In Friend leukemia virus-induced tumor cell lines derived from mice congenic with respect to the H-2 complex, most cell lines expressing the H-2k haplotype continuously produced infectious exogenous virus in culture, whereas most cell lines expressing the H-2b or H-2d haplotype stopped producing virus during in vitro passage. This apparent H-2-linked control of virus production did not appear to be the result of alteration of the provirus or resistance to superinfection. The implications of this finding with respect to virus-induced leukemogenesis are discussed.

Use of H-2:H-7 congenic mice to study H-2-mediated resistance to Friend leukemia virus.
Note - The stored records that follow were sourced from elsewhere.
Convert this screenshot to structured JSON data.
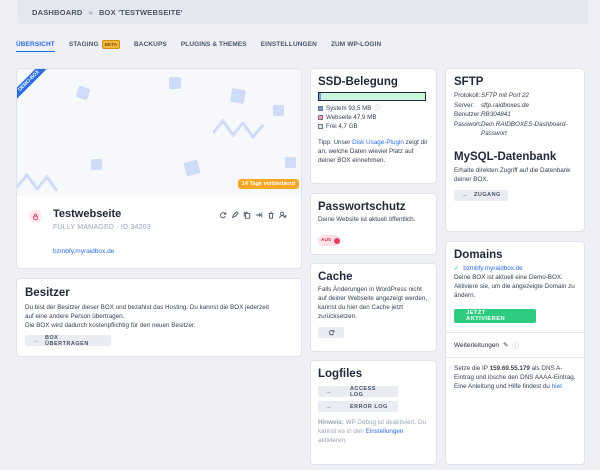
{
  "breadcrumb": {
    "root": "DASHBOARD",
    "separator": "»",
    "current": "BOX 'TESTWEBSEITE'"
  },
  "tabs": [
    {
      "label": "ÜBERSICHT",
      "active": true
    },
    {
      "label": "STAGING",
      "badge": "BETA"
    },
    {
      "label": "BACKUPS"
    },
    {
      "label": "PLUGINS & THEMES"
    },
    {
      "label": "EINSTELLUNGEN"
    },
    {
      "label": "ZUM WP-LOGIN"
    }
  ],
  "box": {
    "ribbon": "DEMO-BOX",
    "trial_badge": "14 Tage verbleibend",
    "name": "Testwebseite",
    "subtitle": "FULLY MANAGED · ID 34203",
    "url": "bzmbfy.myraidbox.de"
  },
  "owner": {
    "title": "Besitzer",
    "lines": [
      "Du bist der Besitzer dieser BOX und bezahlst das Hosting. Du kannst die BOX jederzeit",
      "auf eine andere Person übertragen.",
      "Die BOX wird dadurch kostenpflichtig für den neuen Besitzer."
    ],
    "button": "BOX ÜBERTRAGEN"
  },
  "ssd": {
    "title": "SSD-Belegung",
    "used_fraction": 0.02,
    "legend": [
      {
        "label": "System 93,5 MB",
        "color": "#6f9de8"
      },
      {
        "label": "Webseite 47,9 MB",
        "color": "#f4a0b0"
      },
      {
        "label": "Frei 4,7 GB",
        "color": "#ccf5dd"
      }
    ],
    "tip_prefix": "Tipp: Unser ",
    "tip_link": "Disk Usage-Plugin",
    "tip_suffix": " zeigt dir an, welche Daten wieviel Platz auf deiner BOX einnehmen."
  },
  "password": {
    "title": "Passwortschutz",
    "text": "Deine Website ist aktuell öffentlich.",
    "toggle": "AUS"
  },
  "cache": {
    "title": "Cache",
    "text": "Falls Änderungen in WordPress nicht auf deiner Webseite angezeigt werden, kannst du hier den Cache jetzt zurücksetzen."
  },
  "logfiles": {
    "title": "Logfiles",
    "access": "ACCESS LOG",
    "error": "ERROR LOG",
    "hint_bold": "Hinweis:",
    "hint_text": " WP Debug ist deaktiviert. Du kannst es in den ",
    "hint_link": "Einstellungen",
    "hint_end": " aktivieren."
  },
  "sftp": {
    "title": "SFTP",
    "rows": [
      {
        "k": "Protokoll:",
        "v": "SFTP mit Port 22"
      },
      {
        "k": "Server:",
        "v": "sftp.raidboxes.de"
      },
      {
        "k": "Benutzer:",
        "v": "RB304841"
      },
      {
        "k": "Passwort:",
        "v": "Dein RAIDBOXES-Dashboard-Passwort"
      }
    ]
  },
  "mysql": {
    "title": "MySQL-Datenbank",
    "text": "Erhalte direkten Zugriff auf die Datenbank deiner BOX.",
    "button": "ZUGANG"
  },
  "domains": {
    "title": "Domains",
    "domain": "bzmbfy.myraidbox.de",
    "text": "Deine BOX ist aktuell eine Demo-BOX. Aktiviere sie, um die angezeigte Domain zu ändern.",
    "button": "JETZT AKTIVIEREN",
    "redirects_label": "Weiterleitungen",
    "ip_prefix": "Setze die IP ",
    "ip": "159.69.55.179",
    "ip_suffix": " als DNS A-Eintrag und lösche den DNS AAAA-Eintrag. Eine Anleitung und Hilfe findest du ",
    "ip_link": "hier",
    "ip_end": "."
  }
}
Congenic and double congenic mice expressing different H-7 alleles with varying H-2 haplotypes on the C57BL/10 (B10) background were tested for their susceptibility to Friend virus (FV) infection. Mice expressing the H-7b allele derived from BALB/c were susceptible to FV infection whereas mice expressing the H-7a allele of B10 were absolutely resistant. Coexpression of H-7b and the H-2a and H-2d haplotypes determined high susceptibility; mice expressing both H-7b and H-2b were relatively resistant compared to H-7b mice expressing H-2a or H-2d. Parallel experiments with BALB/c and BALB.B recipients did not demonstrate differences in susceptibility associated with H-2d and H-2b. Mapping experiments with the H-2h4 and H-2i5 recombinants indicated that the gene determining relative resistance to FV-induced spleen focus formation mapped to the K-end (KbAb) of H-2b. Female recipients expressing H-7b, regardless of their H-2 haplotype, were more susceptible to FV infection than their syngeneic male counterparts. These experiments demonstrate the utility of congenic and double congenic strains that define H-7 and Fv-2 on different H-2 haplotype backgrounds for the analysis of Fv-2:H-7:H-2 interactions in determining susceptibility to FV infection.